Newport Beach-based Olen Properties Corp. has closed on a big loan for its largest local property—a mixed-use development it owns in Brea—and is close to putting some of the proceeds from that and other recent financing deals into an apartment complex it plans to buy outside Orange County.
The privately held real estate owner and developer recently completed a funding deal for its Olen Pointe Brea campus near the intersection of the Orange (57) freeway and East Lambert Road.
The campus includes six offices totaling close to 720,000 square feet, plus The Pointe, a 260-unit apartment complex.
It’s the largest commercial property that Olen owns in Orange County. Olen’s portfolio totals more than 7.5 million square feet of commercial real estate, much of it in OC, plus more than 12,000 apartments.
Olen said it got a $185 million loan this month for the Brea project, which had been debt free.
AIG Insurance Co. provided the loan, which carries an interest rate under 4%, Olen President Igor Olenicoff said last week.
The loan was made with a lender’s appraisal of 60% loan-to-value, so the campus is conservatively worth about $335 million, according to Olenicoff.
Olen Pointe Brea “was free and clear for some time now,” said Olenicoff, who said he’s expecting interest rates to start moving up.
“In short, we took timely advantage and recapitalized Olen’s cash reserves at very favorable rates, and before the latest rate move occurred,” he said.
The Business Journal estimates Olenicoff’s personal fortune at $3.5 billion, making him OC’s second wealthiest resident behind Irvine Company Chairman Donald Bren.
The deal is the latest in a series of refinancing deals for Olen Properties; Olenicoff said his firm has placed more than $830 million in debt over the past year on about 20 properties it had owned free and clear.
A number of the other properties are in Orange County and include the company’s two-tower Century Centre office complex near John Wayne Airport.
Newport Beach-based Curtis Group Real Estate helped arrange the recent flurry of loans, according to Olenicoff.

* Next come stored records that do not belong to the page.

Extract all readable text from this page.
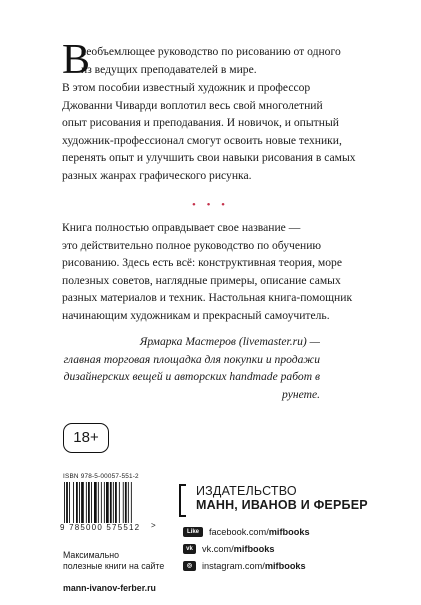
В
сеобъемлющее руководство по рисованию от одного
из ведущих преподавателей в мире.

В этом пособии известный художник и профессор
Джованни Чиварди воплотил весь свой многолетний
опыт рисования и преподавания. И новичок, и опытный
художник-профессионал смогут освоить новые техники,
перенять опыт и улучшить свои навыки рисования в самых
разных жанрах графического рисунка.

• • •

Книга полностью оправдывает свое название —
это действительно полное руководство по обучению
рисованию. Здесь есть всё: конструктивная теория, море
полезных советов, наглядные примеры, описание самых
разных материалов и техник. Настольная книга-помощник
начинающим художникам и прекрасный самоучитель.

Ярмарка Мастеров (livemaster.ru) —
главная торговая площадка для покупки и продажи
дизайнерских вещей и авторских handmade работ в рунете.
18+
ISBN 978-5-00057-551-2
9 785000 575512 >

Максимально
полезные книги на сайте

mann-ivanov-ferber.ru

ИЗДАТЕЛЬСТВО
МАНН, ИВАНОВ И ФЕРБЕР
Like	facebook.com/ mifbooks
vk vk.com/ mifbooks
◎	instagram.com/ mifbooks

Lenders the company has worked with besides AIG include Newport Beach-based Pacific Life, Aegon USA Realty Advisors LLC, and M&T Realty Capital Corp.
Expect to see Olen buy more properties, now that the funding deals are in place.
“Our intent is to continue to utilize our liquidity and growing cash flows from operations to better Olen’s future through construction of new projects and acquisition of existing projects,” Olenicoff said.
One deal in Arizona is said to be close to completion. Olenicoff said his company is nearing a deal to buy Scottsdale Highlands, a 272-unit apartment complex about 10 miles northeast of downtown Phoenix.
The complex is owned by a unit of Bascom Group in Irvine, which paid a reported $36.7 million for the 13.3-acre property four years ago. It has upgraded the site, whose apartments run about 900 square feet on average.
A price tag for the latest deal has not been disclosed. The Highlands deal looks likely to push Olen’s apartment acquisition in the Scottsdale region over the past two years close to $200 million, based on other reported deals it has made in and around the city over that time.
The company’s also eyeing rental acquisitions in other areas where it already owns property, including Orange County, South Florida and Las Vegas, Olenicoff said.
“All of these locations have recently been selected within the top 10 locations in the country for multifamily growth and appreciation,” he said. “We have certainly enjoyed that growth in the past five years.”